Время не повернулось вспять. Просто дорога завернулась в петлю. Начало и конец сомкнулись. Мы не вернулись к истокам. Мы к ним, наконец, пришли.

Мне так страшно, я хочу побыть одной.

И кто знает, сколько жизней уже прожито. Живи так, как будто бы это восьмая.

На этом записи заканчиваются. Судя по последним записям, оставленным в августе, Милана приезжала домой, но мне о своём приезде ничего не сказала. Честно говоря, я как-то и не подумала написать ей, спросить, приедет ли она. Было много дел: я планировала уехать в пригород, чтобы подработать в летней школе для учеников младших классов, а потом мы с подругами полетели отдыхать в Грецию. Я поняла, что этим летом мы не виделись, только в сентябре, когда рассказывала своему новому парню про свои школьные годы. Я решила написать Милане, спросить, как у неё дела. Я сначала решила написать на её фейковый аккаунт, но увидела, что она давно туда не заходила, и решила написать на основной. На вопрос о том, как жизнь, я получила краткий ответ: «Привет! У меня всё хорошо», и на этом, собственно, диалог закончился.

Милана не поздравила меня на день рождения, и я вдруг поняла, что тоже забыла её поздравить. С её фейка пропала дата последнего посещения страницы. На основном аккаунте не было ничего нового: какая-то нарисованная девочка на аватарке, ни одной записи.

На новый год мы всей семьёй снимали огромную усадьбу под городом. Я нянчилась с племянницей, помогала готовить, украшала дом. В качестве подарка на новый год, мама оплатила мне пошив на заказ новогоднего платья, так что моя новогодняя ночь превратилась в фотосессию. Потом мы ещё праздновали новый год с моими одногруппниками. Случайно поскользнувшись на разлитом вине, я упала и сломала правую руку, так что это была самая лёгкая сессия из всех мною пережитых. За мною ухаживало несколько мужчин, один из них мне понравился. У него был свой дом. Правда, дом был в таком состоянии, что жить в нём было нельзя, но он обещал, что к весне его отремонтирует. А что? Мужик он рукастый.

А пока что мы проводили вечера у меня в комнате. Родители купили себе двухкомнатную квартиру, а я осталась жить в трёхкомнатной с бабушкой. Она уже старенькая, и я за ней ухаживаю.

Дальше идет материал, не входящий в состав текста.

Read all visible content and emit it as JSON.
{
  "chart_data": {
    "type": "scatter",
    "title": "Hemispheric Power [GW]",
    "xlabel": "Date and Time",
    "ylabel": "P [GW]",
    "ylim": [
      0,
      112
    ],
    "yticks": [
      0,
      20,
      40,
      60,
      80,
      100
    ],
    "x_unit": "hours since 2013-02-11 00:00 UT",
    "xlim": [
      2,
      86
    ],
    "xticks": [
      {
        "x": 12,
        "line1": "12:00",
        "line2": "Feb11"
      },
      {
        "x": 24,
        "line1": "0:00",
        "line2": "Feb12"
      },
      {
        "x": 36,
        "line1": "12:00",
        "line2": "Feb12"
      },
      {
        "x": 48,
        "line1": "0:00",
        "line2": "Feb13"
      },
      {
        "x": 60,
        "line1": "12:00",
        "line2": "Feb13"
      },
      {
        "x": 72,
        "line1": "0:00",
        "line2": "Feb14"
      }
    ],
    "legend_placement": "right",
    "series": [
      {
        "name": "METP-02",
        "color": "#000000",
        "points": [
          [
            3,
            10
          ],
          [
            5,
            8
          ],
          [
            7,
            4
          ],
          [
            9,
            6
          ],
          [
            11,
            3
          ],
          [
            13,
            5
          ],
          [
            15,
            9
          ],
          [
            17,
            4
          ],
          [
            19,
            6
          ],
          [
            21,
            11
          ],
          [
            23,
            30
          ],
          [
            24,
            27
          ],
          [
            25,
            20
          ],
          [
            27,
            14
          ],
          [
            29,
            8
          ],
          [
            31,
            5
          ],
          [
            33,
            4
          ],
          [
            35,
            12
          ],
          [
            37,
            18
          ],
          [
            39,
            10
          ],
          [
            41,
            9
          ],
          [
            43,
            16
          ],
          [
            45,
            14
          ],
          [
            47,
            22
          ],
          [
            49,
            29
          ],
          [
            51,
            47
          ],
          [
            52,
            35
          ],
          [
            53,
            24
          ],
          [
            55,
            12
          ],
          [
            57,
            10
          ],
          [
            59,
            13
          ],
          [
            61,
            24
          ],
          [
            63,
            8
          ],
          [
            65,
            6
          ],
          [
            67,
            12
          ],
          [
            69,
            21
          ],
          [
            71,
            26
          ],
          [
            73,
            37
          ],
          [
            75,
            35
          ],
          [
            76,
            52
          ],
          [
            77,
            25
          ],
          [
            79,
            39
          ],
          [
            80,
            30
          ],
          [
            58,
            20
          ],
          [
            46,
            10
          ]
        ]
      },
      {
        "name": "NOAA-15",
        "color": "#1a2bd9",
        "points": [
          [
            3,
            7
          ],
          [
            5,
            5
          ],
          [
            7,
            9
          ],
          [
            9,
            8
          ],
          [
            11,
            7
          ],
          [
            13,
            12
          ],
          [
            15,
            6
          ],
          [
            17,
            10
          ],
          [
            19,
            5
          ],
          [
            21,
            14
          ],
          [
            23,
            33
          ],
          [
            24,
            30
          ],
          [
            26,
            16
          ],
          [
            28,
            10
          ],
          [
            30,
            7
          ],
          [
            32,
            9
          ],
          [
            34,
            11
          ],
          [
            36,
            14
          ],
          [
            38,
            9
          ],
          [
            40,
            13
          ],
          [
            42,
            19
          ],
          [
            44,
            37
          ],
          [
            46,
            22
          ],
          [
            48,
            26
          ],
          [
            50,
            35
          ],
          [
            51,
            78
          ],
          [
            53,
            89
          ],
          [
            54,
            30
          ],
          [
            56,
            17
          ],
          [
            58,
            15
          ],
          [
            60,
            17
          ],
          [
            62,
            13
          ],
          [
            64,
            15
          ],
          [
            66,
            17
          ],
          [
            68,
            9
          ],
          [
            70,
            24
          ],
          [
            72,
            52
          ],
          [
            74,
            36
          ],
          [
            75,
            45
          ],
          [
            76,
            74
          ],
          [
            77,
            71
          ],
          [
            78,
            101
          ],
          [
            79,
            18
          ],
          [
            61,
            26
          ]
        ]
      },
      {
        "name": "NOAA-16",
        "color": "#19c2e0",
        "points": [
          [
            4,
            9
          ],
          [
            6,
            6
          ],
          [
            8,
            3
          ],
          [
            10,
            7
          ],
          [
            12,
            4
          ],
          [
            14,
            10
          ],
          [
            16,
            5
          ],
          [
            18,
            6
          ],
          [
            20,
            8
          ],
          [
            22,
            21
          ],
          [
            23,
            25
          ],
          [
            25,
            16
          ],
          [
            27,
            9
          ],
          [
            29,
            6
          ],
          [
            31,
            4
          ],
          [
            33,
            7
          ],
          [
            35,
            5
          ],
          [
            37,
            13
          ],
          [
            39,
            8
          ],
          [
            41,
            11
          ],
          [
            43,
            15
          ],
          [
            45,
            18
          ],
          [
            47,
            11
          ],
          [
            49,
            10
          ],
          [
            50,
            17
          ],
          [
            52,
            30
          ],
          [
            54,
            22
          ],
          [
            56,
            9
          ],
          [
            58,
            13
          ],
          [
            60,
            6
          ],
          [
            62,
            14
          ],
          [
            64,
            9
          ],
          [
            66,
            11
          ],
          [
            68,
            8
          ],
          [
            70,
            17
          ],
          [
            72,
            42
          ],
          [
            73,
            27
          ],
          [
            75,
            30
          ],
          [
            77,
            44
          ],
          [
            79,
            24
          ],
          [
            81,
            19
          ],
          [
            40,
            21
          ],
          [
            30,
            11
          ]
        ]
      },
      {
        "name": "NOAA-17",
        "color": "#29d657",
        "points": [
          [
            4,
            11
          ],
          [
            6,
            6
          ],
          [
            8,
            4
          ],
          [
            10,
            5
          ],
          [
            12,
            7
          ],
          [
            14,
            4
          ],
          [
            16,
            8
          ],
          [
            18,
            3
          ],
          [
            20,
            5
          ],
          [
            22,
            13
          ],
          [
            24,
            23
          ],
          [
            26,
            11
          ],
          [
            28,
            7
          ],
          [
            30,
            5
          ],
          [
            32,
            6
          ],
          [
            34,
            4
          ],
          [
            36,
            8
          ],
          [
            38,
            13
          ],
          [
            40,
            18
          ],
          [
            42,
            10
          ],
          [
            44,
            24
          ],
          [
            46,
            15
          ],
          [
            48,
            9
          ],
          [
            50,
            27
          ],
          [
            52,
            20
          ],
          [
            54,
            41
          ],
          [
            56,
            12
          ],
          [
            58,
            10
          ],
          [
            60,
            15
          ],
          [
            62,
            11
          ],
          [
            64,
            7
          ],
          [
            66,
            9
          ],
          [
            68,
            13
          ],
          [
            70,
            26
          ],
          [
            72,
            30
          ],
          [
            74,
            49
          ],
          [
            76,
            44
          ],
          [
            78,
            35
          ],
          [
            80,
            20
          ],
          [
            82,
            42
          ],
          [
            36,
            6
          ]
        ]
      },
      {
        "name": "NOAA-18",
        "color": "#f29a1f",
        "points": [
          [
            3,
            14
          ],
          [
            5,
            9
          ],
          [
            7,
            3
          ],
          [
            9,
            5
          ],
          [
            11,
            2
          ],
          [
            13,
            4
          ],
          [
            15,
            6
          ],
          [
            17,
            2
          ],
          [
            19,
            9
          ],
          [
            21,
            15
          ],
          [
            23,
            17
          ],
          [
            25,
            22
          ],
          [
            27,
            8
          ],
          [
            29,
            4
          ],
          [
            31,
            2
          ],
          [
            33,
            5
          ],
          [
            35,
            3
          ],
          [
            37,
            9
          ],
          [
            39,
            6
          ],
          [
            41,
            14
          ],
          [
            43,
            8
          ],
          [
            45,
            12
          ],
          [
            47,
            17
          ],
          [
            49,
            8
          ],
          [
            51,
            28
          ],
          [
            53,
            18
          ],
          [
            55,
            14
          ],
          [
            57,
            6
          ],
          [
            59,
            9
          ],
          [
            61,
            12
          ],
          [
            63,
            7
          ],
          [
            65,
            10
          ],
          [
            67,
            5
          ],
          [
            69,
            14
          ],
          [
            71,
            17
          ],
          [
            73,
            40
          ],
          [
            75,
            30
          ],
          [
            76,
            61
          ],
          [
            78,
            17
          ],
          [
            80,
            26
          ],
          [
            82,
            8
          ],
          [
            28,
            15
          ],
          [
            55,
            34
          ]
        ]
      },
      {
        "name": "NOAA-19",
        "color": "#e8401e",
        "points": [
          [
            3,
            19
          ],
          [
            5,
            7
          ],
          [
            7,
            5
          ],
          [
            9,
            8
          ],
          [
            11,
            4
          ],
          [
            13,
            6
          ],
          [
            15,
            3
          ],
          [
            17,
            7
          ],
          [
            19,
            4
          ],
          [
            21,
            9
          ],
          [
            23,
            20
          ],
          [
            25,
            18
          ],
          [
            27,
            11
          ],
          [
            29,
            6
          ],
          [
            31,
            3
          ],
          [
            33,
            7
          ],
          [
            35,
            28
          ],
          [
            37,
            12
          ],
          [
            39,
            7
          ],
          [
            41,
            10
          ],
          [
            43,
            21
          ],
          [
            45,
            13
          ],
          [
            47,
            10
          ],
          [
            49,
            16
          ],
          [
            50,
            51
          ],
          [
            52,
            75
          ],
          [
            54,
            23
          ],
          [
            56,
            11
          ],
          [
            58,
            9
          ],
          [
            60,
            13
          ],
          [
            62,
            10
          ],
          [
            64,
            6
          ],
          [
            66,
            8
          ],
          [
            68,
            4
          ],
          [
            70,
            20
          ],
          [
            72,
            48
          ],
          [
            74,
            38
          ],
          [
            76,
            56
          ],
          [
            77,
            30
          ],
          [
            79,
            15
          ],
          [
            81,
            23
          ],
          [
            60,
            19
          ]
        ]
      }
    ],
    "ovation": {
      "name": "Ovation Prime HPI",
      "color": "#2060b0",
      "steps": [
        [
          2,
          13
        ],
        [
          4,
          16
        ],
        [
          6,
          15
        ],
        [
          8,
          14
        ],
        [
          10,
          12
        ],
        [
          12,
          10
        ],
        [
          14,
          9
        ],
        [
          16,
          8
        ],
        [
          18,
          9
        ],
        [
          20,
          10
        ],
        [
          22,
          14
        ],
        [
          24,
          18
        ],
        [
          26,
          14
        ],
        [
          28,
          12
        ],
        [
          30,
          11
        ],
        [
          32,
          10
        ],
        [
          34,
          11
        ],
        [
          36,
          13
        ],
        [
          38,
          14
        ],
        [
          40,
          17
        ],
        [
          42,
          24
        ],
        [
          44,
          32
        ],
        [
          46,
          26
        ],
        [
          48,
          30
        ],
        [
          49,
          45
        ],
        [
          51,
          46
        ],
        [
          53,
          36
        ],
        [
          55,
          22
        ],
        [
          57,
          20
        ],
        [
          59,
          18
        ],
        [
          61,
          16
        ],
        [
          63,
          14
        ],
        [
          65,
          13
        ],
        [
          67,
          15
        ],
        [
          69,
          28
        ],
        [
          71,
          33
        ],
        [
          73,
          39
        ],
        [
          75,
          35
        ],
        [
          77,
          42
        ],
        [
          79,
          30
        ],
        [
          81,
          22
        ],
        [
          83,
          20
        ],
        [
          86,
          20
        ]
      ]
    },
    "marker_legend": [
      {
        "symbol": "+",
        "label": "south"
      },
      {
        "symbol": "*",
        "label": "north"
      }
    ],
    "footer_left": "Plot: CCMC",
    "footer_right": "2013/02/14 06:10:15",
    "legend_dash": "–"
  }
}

Весной я поняла, что с медицинским образованием очень сложно начать получать деньги, и поступила на заочное отделение в финансово-юридический. Пара девочек с моего курса так и вообще пошли делать маникюр, и уже сейчас зарабатывают столько, сколько я бы никогда не получала, оставшись в педиатрии.

Жизнь шла своим чередом. Иногда деньги были, иногда их не было. Мама закатывала истерики по поводу того, что Лёва ей не нравится, и я по долгу успокаивала её, говоря, что, во-первых, он хороший, а, во-вторых, у меня вообще-то уже своя голова на плечах есть, я уже не маленькая девочка. Выпив, она плакала, вспоминая те времена, когда я была маленькой, и удивлялась, как быстро летит время, а оно и правда летит очень быстро.